Dr. Lauren Pinter-Brown Well, that's always such a big question. Do you go to a dermatologist? Or do you go to an oncologist? And my answer is you go to somebody that has familiarity with this condition. So, I happen to be an oncologist who's interested in skin lymphomas, which is a little bit unusual. And I'm joined by colleagues in dermatology all the time. So, some places will have a team to use the expertise of both individuals. And in some places, maybe not, but people should be cared for by someone that actually understands this condition and had some experience with it, no matter what their subspecialty is.
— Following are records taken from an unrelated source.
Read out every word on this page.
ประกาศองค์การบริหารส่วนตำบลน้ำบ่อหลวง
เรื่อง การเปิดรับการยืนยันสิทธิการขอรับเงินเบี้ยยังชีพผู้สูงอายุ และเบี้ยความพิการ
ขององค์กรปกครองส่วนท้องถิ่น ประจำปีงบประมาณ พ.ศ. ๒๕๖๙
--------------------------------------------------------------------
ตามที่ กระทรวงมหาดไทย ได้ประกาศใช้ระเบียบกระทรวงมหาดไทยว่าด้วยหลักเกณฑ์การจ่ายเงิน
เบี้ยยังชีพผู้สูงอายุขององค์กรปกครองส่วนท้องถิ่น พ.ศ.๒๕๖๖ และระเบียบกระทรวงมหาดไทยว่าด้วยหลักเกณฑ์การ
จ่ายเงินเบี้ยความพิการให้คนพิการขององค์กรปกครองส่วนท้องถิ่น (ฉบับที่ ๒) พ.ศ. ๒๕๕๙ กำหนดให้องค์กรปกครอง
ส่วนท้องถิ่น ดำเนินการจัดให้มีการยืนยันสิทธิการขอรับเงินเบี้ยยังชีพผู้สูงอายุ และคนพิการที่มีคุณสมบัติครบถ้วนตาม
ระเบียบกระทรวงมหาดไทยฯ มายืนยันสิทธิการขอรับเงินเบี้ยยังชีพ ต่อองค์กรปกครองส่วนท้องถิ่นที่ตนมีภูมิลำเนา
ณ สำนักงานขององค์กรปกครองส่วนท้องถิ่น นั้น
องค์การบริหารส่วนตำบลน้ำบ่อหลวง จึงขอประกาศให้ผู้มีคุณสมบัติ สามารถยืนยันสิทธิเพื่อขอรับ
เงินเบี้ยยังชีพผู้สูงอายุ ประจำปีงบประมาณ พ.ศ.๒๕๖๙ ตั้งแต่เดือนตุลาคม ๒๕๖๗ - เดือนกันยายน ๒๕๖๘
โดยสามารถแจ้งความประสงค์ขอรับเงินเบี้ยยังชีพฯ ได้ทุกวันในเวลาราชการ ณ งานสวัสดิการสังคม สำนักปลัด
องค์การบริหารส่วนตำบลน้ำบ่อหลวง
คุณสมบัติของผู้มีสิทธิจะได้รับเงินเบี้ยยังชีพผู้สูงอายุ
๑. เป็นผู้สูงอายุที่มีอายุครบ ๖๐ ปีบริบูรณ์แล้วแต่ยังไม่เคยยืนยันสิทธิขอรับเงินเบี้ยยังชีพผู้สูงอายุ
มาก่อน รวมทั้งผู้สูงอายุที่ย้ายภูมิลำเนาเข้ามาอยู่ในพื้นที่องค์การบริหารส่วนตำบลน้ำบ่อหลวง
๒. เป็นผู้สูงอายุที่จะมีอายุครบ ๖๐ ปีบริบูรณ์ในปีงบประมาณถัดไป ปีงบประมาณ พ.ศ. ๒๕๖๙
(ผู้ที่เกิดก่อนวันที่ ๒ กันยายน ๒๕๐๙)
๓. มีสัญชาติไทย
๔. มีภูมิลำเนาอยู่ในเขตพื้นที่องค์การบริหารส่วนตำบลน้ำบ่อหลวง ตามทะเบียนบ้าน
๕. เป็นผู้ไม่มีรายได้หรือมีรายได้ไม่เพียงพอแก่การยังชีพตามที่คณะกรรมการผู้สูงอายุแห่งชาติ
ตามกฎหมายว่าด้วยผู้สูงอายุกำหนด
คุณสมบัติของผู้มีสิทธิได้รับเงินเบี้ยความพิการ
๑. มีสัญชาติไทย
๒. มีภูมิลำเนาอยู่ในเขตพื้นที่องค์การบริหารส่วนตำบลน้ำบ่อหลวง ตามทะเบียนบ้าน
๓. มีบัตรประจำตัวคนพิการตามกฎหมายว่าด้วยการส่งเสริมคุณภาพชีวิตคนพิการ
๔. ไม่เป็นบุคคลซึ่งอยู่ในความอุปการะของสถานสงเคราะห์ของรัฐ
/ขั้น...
Kristie L. Kahl: Can you go into what the multidisciplinary approach looks like for patients?

Dr. Lauren Pinter-Brown: Well, I'm sure it varies by the institution. A dermatologist would be specifically expert in helping with the skin problems, not necessarily just the cancer itself, but other disorders that the person might have on their skin, supportive care for their skin. An oncologist is probably most expert in systemic treatments. The pathologist we have to have because without a biopsy and a diagnosis, we don't know what to treat. And, and I would say that some other members of the team might include radiologists that read people's scans, or radiation therapists who we might ask for help for radiating particular lesions.

Kristie L. Kahl: How do can patients learn more about their care so that way we can ensure that they're being treated by the right team of health care providers?

Dr. Lauren Pinter-Brown: Well, one good resource for patients is the Cutaneous Lymphoma Foundation. There's a lot of resources for patients educationally. And in addition, the foundation maintains a list, if you will, of places that have a specific interest in skin lymphomas. I suppose another place to look, though it's more geared for healthcare professionals, is something that's called NCCN. It's an organization of National Comprehensive Cancer Centers. And they have recommendations, very general ones for cutaneous lymphoma. And not only health care providers can log on, but patients as well. It doesn't cost anything. So, it's another resource for learning.